Yıllar önce yapılan uluslar arası etkinlikler sayesinde büyük Halk Ozanı Yunus Emre’nin Eskişehir de yaşadığı ve mezarının da Eskişehir’de eski adıyla Sarıköy’de bugünkü adıyla ise Yunus Emre Beldesinde olduğunu kime sorsanız söylerdi.
Bugün bırakın Türkiye’deki diğer illeri, Eskişehir’de hadi gençleri bir kenara koyalım yaşı 20 ile 30 arasında olanlara sorsanız bilen sayısı bir elin parmaklarını geçmez. Eskişehirliler olarak bu büyük değere yeteri kadar sahip çıkamadık. İşte onun için bazı iller de Yunus’a sahip çıkarak, mezarının kendi illerinde olduğunu, yaşadığını ve hatta hayatını orada kaybettiğini, mezarının olduğunu söyleyenlerde var. Her yıl Eskişehir dışında o illerde anma etkinlikleri yapıyorlar. Baktığımda yapılan etkinliklerin Eskişehir’den çok daha görkemli olduğunu görünce hem kıskanıyor hem de bu değere sahip çıkamadığımız için üzülüyorum.

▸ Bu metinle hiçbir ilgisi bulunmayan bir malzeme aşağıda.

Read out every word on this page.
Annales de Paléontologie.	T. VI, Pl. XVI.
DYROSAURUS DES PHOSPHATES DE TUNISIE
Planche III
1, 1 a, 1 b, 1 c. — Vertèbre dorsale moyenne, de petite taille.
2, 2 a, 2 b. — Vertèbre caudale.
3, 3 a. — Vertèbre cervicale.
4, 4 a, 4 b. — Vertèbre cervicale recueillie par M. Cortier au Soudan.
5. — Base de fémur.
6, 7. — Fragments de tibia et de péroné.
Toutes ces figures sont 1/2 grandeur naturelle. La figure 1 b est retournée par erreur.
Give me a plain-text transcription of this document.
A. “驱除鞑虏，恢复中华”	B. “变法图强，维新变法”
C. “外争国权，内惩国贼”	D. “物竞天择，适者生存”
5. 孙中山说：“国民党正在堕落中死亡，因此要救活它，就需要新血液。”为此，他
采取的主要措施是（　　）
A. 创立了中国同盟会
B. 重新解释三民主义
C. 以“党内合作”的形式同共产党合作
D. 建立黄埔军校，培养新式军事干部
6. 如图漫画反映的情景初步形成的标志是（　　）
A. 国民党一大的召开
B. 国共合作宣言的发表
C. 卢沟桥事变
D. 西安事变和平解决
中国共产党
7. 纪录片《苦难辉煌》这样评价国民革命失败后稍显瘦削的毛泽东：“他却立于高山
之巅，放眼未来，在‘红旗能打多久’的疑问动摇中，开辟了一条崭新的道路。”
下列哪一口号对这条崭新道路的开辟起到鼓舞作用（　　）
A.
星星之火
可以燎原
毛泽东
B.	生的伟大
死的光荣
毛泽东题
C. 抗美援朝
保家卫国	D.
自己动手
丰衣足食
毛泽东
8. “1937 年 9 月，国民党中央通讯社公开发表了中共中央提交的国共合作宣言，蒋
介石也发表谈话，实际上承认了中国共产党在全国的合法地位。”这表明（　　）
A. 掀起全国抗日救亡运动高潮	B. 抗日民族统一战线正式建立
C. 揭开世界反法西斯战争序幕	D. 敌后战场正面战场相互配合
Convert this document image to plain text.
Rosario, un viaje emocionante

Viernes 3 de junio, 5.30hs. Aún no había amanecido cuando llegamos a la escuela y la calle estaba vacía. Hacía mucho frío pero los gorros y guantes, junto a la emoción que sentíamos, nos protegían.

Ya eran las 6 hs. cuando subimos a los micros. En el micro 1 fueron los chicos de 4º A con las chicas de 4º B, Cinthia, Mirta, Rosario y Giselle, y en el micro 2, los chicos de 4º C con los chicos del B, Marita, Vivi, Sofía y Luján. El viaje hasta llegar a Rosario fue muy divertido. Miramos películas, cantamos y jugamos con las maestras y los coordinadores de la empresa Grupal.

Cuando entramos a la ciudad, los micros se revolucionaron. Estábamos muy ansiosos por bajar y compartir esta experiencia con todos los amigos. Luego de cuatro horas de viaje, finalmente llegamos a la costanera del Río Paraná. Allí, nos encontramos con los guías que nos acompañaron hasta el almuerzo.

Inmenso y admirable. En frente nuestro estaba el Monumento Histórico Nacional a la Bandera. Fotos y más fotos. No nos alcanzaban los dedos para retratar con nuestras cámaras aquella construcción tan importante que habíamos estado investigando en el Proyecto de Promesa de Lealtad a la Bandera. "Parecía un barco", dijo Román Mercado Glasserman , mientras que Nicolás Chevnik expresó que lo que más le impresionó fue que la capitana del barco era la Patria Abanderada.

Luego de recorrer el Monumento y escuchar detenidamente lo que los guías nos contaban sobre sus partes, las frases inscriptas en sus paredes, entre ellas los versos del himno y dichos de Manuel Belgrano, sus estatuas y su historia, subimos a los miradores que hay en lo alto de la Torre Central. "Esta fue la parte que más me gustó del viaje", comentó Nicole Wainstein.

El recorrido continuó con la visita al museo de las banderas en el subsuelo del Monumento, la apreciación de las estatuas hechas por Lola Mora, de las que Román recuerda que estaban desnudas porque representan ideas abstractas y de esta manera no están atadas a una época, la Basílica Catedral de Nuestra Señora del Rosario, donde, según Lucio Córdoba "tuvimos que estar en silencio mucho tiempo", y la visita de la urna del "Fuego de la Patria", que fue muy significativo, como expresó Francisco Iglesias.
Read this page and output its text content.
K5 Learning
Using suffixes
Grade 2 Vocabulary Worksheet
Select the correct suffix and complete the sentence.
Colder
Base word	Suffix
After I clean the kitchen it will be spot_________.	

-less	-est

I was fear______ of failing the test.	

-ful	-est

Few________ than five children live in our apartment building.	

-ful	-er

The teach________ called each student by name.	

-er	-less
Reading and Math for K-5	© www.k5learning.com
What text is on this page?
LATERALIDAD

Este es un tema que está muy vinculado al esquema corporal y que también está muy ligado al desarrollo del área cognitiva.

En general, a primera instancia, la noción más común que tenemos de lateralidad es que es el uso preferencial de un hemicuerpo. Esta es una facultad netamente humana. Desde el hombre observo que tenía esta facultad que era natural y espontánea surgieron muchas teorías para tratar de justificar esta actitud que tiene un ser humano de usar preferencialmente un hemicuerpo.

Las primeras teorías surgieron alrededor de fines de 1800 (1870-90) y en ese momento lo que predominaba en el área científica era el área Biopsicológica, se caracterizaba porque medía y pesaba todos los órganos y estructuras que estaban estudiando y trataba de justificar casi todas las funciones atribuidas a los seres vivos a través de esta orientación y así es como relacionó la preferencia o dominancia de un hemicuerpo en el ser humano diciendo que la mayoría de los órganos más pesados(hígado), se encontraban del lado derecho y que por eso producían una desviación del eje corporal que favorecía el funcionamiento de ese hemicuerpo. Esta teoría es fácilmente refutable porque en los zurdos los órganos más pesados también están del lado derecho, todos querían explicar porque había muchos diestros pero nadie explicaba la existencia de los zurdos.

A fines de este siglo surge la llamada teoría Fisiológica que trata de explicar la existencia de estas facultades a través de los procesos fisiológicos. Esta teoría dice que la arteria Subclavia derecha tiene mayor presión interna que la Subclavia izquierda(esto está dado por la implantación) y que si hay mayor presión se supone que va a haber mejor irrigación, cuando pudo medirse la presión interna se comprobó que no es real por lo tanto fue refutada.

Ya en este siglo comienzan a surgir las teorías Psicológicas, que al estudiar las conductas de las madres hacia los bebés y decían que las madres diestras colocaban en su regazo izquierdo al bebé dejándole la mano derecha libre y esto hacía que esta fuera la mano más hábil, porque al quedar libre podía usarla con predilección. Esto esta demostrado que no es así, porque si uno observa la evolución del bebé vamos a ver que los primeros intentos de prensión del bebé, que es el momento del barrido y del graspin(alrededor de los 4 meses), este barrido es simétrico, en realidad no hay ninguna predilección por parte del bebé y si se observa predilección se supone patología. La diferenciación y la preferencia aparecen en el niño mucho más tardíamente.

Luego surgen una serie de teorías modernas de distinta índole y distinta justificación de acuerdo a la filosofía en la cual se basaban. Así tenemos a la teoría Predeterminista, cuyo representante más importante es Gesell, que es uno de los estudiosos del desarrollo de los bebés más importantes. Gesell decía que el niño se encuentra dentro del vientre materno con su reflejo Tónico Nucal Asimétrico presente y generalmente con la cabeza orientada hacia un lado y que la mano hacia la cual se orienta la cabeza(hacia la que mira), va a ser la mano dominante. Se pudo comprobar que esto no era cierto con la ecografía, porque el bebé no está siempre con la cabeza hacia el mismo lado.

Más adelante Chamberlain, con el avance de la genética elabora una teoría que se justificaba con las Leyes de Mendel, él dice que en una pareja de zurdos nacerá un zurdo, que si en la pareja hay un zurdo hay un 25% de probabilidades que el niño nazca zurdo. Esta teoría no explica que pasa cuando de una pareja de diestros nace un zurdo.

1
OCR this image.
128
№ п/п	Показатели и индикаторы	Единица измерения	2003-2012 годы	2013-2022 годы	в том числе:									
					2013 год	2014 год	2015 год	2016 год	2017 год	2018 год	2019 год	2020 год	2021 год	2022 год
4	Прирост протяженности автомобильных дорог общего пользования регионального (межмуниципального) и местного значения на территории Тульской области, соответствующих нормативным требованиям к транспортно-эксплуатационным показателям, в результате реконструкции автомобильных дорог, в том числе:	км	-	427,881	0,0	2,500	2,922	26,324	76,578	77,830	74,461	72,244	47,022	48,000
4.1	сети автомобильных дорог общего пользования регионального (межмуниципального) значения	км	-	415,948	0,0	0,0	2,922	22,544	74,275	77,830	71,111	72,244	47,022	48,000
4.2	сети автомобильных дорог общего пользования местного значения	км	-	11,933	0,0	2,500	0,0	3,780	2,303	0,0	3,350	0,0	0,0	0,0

VALİ KILIÇLAR VE KOÇDEMİR’DE SAHİP ÇIKMAYA
ÇALIŞTILAR YETERİ KADAR DESTEK ALAMADILAR
Hakkını yemeyelim eski valilerimizden Kadir Çalışıcı’da bir şeyler yapmaya çalıştı. Daha sonra bugün Emniyet Genel Müdürü olan Mehmet Kılıçlar’da çok uğraştı Yunus Emre’nin hak ettiği bir anma töreni ve etkinlikleri yapmak için. O yıl anma törenlerine sadece Cumhurbaşkanı Abdullah Gül geldi. Geldi konuştu gitti. Ne katkısı oldu? Diye soracak olursanız, bence kocaman sıfır. Ha geçmiş yıllarda TBMM Başkanları, Bakanlar geldi de ne oldu? Diye soracaksınız. Onlarda aynı. Onlarda sadece konuştular. Sivrihisar’ı geçince de ne konuştuklarını unuttular. Daha sonra ikinci kez Eskişehir valiliği görevine gelen Kadir Koçdemir’de gerek Yunus Emre’nin gerekse Nasreddin Hoca’nın hak ettikleri gibi anılmaları için bir şeyler yapma gayreti içerisine girdi. Özellikle 2013 Türk Dünyası Kültür Başkenti unvanını alan Eskişehirlilerin kutlamalara omuz vermesini bekledi, ancak bu omuzda gelmedi!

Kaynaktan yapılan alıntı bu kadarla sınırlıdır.